The Bochel (meaning shepherd in Gaelic) is the large round hill which stands at the entrance to the Braes of Glenlivet. The lower slopes just above the Crombie Water are predominantly birch woodland with juniper. While typical of this part of the Cairngorms this woodland type is scarce elsewhere.
Most likely seen in the early morning or late evening, Brown Hare are common in Glenlivet and may be distinguished from the Rabbit by their larger size, longer legs and black tipped ears. Rabbit are often seen feeding on grass in lower pastures. Look out for their burrows in dry banks. The Common Shrew is active day and night hunting for earthworms and other invertebrates.
Resident birds include Black Grouse, Siskin and many other more common species. During summer they are joined by the rare Ring Ouzel and Grey Wagtail.

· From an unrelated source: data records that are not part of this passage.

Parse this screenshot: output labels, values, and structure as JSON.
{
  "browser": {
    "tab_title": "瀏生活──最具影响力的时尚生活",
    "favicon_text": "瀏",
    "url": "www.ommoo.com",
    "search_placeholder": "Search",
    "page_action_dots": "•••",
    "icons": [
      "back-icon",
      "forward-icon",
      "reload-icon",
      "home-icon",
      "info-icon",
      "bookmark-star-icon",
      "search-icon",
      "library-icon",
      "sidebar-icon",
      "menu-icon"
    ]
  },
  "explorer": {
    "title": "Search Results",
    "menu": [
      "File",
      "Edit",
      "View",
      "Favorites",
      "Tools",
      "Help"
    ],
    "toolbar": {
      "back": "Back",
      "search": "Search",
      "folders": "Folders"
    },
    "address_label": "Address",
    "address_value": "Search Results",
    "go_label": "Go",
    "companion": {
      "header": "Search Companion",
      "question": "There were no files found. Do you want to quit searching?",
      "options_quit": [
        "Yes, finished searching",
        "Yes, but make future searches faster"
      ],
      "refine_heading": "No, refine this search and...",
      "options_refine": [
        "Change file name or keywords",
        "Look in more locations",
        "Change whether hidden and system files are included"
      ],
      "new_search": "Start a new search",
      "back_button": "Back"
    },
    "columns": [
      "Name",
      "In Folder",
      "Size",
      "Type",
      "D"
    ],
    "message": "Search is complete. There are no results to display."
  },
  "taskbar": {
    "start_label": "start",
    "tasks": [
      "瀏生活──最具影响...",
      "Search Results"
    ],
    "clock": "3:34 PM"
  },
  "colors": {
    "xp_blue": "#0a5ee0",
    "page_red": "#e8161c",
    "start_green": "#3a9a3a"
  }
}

In this area you may see some of Glenlivet's resident scavengers, including Carrion Crow, Magpie, Jackdaw and Rook. These pose a significant threat to eggs and young of ground nesting birds such as Grey or Red Legged Partridge and Pheasant.
Situated just below the treeline, birch-juniper woodland like this has a limited distribution in Britain. Aspen, Rowan and self sown Scots Pine also occur whilst Alder and Willow grow along the poorer drained valley bottoms.
Ground vegetation reflects the acid soil conditions and is dominated by Heather, Blaeberry and Cowberry. Wood Sorrel, Chickweed Wintergreen and Oak Fern also thrive here. On some lower slopes better soil conditions are reflected by prolific species such as Wood Anemone, Yellow Pimpernel and Hazel. Areas of dry heath are rich with Bearberry, Bush Vetch and Petty Whin. Sphagnum Mosses, Deer Grass, Purple Moor Grass and Cross-Leaved Heath prefer wetter areas as do Bog Asphodel and Cloudberry.